At the Beginning of November

So, this is 2013.

When I was just starting undergrad, back in 2006, a girl told me that she was going to do the National Novel Writing Challenge – and I thought that was the coolest thing I’ve ever heard of. I decided to give it a try, since hey – I’d been writing for years! Surely fifty thousand words in a whole month couldn’t be that bad, right?

Who would have ever known…that in eight years, I’d be sitting where I am.

I won’t go through the entire story, since you can read it on my guest post on Denise Drespling’s blog here, but suffice it to say that the too long; didn’t read version is that NaNoWriMo would go on from there to change my life. So much of who I am today is based on the fact that I consider myself first and foremost…a writer. I happen to be many other things: an audiobook narrator, a cafe worker, a guitar player, a voice actor, a child to my parents, a friend, etc. But before all of that is the fact that I Am A Writer.

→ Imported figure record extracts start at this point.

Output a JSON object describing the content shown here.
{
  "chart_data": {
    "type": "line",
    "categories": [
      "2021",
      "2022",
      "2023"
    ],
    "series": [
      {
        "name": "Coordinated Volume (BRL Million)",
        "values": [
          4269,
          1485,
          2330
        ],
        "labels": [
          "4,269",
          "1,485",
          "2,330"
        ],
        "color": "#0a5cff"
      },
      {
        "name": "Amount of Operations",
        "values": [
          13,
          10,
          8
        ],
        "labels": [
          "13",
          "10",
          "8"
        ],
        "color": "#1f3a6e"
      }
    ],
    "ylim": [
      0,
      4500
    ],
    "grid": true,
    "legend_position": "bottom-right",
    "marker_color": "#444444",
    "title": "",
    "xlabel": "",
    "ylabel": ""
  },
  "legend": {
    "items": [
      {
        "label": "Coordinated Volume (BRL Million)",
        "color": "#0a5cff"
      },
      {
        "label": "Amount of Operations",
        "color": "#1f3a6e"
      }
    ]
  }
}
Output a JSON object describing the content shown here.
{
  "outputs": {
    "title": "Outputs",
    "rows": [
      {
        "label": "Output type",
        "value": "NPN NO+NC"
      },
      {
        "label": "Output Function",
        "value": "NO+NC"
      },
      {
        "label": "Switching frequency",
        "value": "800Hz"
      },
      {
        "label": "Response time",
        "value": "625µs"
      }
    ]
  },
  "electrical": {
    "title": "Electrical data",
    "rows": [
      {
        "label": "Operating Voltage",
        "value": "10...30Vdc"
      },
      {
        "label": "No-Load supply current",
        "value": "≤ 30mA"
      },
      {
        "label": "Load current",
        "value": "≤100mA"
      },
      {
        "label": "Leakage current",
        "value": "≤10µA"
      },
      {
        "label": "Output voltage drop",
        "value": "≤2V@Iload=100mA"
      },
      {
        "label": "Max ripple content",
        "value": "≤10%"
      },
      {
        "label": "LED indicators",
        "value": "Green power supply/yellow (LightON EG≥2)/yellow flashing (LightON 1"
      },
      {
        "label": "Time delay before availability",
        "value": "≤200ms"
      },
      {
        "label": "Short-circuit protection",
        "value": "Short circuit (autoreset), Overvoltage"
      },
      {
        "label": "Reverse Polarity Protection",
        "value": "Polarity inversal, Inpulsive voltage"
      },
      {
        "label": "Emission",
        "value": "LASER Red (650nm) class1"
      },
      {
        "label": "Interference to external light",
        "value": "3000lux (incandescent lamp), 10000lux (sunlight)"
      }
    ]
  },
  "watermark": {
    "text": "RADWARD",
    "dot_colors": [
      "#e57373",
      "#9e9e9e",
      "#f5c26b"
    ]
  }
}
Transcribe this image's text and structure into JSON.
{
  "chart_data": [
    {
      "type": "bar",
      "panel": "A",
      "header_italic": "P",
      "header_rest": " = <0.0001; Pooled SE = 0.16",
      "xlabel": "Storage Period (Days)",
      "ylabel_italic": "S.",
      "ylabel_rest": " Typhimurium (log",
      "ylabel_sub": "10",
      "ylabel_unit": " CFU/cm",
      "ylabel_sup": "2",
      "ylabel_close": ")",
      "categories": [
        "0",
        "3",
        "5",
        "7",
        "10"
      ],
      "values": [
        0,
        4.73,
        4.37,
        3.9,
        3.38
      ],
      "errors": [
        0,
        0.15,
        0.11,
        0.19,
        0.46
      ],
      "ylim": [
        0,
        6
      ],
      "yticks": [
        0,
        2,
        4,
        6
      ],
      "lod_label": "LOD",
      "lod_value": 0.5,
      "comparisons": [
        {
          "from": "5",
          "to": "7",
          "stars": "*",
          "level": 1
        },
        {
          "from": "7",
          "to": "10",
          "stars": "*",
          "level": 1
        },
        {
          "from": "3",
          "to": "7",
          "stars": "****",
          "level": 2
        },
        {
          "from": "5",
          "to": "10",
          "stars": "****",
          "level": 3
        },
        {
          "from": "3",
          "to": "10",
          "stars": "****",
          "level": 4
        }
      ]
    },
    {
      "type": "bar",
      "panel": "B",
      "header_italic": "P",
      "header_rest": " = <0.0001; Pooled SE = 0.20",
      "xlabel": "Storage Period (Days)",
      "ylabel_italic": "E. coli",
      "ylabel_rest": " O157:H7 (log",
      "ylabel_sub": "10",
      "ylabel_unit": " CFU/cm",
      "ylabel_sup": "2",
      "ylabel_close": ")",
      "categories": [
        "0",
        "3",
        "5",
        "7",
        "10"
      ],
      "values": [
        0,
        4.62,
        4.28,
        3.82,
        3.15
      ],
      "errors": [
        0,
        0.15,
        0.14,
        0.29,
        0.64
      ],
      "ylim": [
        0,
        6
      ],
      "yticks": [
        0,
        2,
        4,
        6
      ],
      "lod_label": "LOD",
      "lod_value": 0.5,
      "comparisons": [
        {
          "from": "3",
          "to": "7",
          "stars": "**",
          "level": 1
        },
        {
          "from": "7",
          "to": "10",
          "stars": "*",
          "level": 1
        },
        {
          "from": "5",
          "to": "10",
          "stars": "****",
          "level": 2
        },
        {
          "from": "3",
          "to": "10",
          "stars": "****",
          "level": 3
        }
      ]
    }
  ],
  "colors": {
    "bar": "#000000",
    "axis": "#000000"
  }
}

On my computer is a blue Post-it note, which I was told to write in a NaNo pep talk. It reads, simply: “I am a writer. I write books.”

And I do.

I don’t always write them quickly, and I may not write them well, but I do write them.

My first three NaNo attempts (well, two attempts and one success) will someday become my Xenia Angelus trilogy. They are plotted and schemed out in my mind. 2008 taught me I could do it – and in 2009 I wrote the first draft of the novel that will become my MFA manuscript. In 2010 I began plotting out a book that a then-friend of mine and I had imagined for years – and someday, I will give it the revamp it deserves and finish the work I began. 2011 saw the first attempt at fiction based off of a true event – and I’m still planning on fleshing that out and finishing it. 2012 gave me the beginning to a rewrite of a novel I wrote in high school.

This year, I have two projects. I am continuing on with my manuscript (grad school waits for no NaNo), and starting to finally draft out a book that started with a four-page assignment when I was sixteen.

At what is close to the end of my writing time today, between the two, I have written 7717 words. 3568 in one project, 4149 in the other. I took the day off to focus on my work as an ML – the Municipal Liaison, or regional coordinator, for the NY::Elsewhere region, which allows me to help out Wrimos all over the state of NY – and managed to sit down for a five-hour write-in with my fellow authors.

One of my authors (a rebel from Connecticut hanging out with us) is likely to reach ten thousand in his first day, due to my help.

I can’t even speak about how thrilled this makes me.

Because in the end, do I want everyone to win? Of course. I want to stand as the ML who led their ENTIRE REGION to success. I’d love to do that. Is it likely? No, not in the least. So what I want is to be the ML who can stand there and say “My entire region wrote this November.”

I want to be able to say that I helped. That each and every one of the Wrimos I touched got a chance to sit down and write. Even if they only wrote a hundred words a day. By the end of November, that’s three thousand words on a story that they didn’t have before. And I think that’s pretty damn awesome.

NaNoWriMo is one of my all-time favorite things in the world. It jazzes me up and makes me excited to be alive and a writer. If I can share even a sliver of that with everyone else, I’ll consider it a success.

The month has already had its excitements. I’ve gotten notification that something’s wrong with my grad school registration status. I was asked at the last minute to stand in for a fellow ML at their kickoff party.  I’m helping arrange events for the region next to me because they don’t have an ML this year. All while I work my usual job, and try to have a social life. And you know, sleep. Eat.

Is my diet going to go to hell? Yes, probably. Will I gain weight? Almost assuredly. Is this the end of the world? Absolutely not.

This is November. This is NaNoWriMo. This is the happiest month of my entire year.

And when it’s all over, for my Thank God It’s Over party – I will have my birthday, with friends both new and old…and I will be happy.

And if that’s not what all of this is really about, then I don’t want to know where I went wrong.